The management of patients in our study reflects that clinicians likely viewed the test results with skepticism. Only 4% of patients with any abnormal result had a documented change in clinical management in response to an abnormal result. This is consistent with other studies which found that inpatient thrombophilia testing was not clinically useful or reliable and rarely changed management [13, 14, 27, 28]. Additionally, many of these studies included acquired thrombophilias such as antiphospholipid syndrome, which often requires a change in anticoagulant – specifically to warfarin – and thus may be a higher yield test to order, especially in patients for a whom a high clinical suspicion exists. One single-center study, for example, found that 87% of patients were tested inappropriately and in no cases was the duration of treatment impacted by the result. However, among the 7 patients who experienced any clinical change in management, all had antiphospholipid syndrome, which was not included in our study [14]. Together with our study, this reinforces the concept that these tests rarely provide valuable data that impacts treatment decisions.

Finally, thrombophilia testing is expensive. When these tests are used inappropriately, they offer minimum clinical benefit but also contribute to significant spending, which may be costly to health care systems when ordered in the inpatient setting [13, 15, 26, 29]. Although cost-analysis of thrombophilia testing in acute VTE is sparce, estimates for the panel of tests included in our study range from approximately $187 to $974 USD per patient [14, 15, 26, 28, 32]. To provide a broad estimate of costs, we calculated charges using both our institution’s chargemaster and the most recent publicly available CMS fee schedule. In our study, the total institutional charges by chargemaster were greater than $385,000 USD and by CMS fee schedule greater than $26,000 USD over the 5-year study period. The corresponding per-patient charges were $1,750 and $118 USD, respectively. The implication of our findings is that reducing the utilization of these tests – or limiting them to guideline-recommended situations – represents a potential cost savings opportunity for the US health care system.

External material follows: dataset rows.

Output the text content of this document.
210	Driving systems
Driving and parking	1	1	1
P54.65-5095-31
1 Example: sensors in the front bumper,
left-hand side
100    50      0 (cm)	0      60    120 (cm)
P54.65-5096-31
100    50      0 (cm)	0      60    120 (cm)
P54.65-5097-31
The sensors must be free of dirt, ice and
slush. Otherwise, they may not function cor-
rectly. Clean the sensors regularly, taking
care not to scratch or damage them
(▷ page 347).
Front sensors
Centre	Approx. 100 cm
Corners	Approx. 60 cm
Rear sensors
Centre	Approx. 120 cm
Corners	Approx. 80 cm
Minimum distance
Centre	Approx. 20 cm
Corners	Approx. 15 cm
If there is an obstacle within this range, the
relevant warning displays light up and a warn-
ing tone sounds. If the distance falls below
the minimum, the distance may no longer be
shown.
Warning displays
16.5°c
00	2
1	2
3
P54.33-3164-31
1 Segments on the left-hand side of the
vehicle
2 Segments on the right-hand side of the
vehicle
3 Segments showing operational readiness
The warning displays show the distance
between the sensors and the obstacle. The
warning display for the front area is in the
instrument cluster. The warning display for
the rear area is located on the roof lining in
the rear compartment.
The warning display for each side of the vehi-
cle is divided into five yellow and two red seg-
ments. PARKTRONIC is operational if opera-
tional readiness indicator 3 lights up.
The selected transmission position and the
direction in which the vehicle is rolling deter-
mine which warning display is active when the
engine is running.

Our study has certain limitations. The retrospective, observational design from a single academic hospital system may limit the applicability of our findings to other institutions or patient populations. Additionally, the reliance on reviewing documentation to understand clinical outcomes and indications for therapy represents a weakness. Incomplete documentation, particularly from outside our EHR system, restricted our ability to fully understand and assess outcomes and potential changes in management. Many patients had no documented encounters after hospital discharge, which limited our ability to assess long-term clinical management, but also highlights the low yield of thrombophilia testing when ordered inpatient. To mitigate challenges due to incomplete documentation, charts were reviewed independently by both members of our study team, and the median time from testing to the last VTE-related documentation was 215 days, indicating extensive follow-up for many patients. Another limitation is that our study did not specifically measure the percentage of patients who were receiving anticoagulation – and which agent was being used – at the time of thrombophilia testing, which would have provided insight into reasons for false positive results. It is noted, however, that most patients had been started on anticoagulation before testing was ordered. Important strengths of this study include its use of real-world data and long study period and follow-up time, which can add valuable insights into clinical practice around thrombosis care – especially in the acute care setting – and we feel may inform future guidelines, especially those addressing the timing of testing.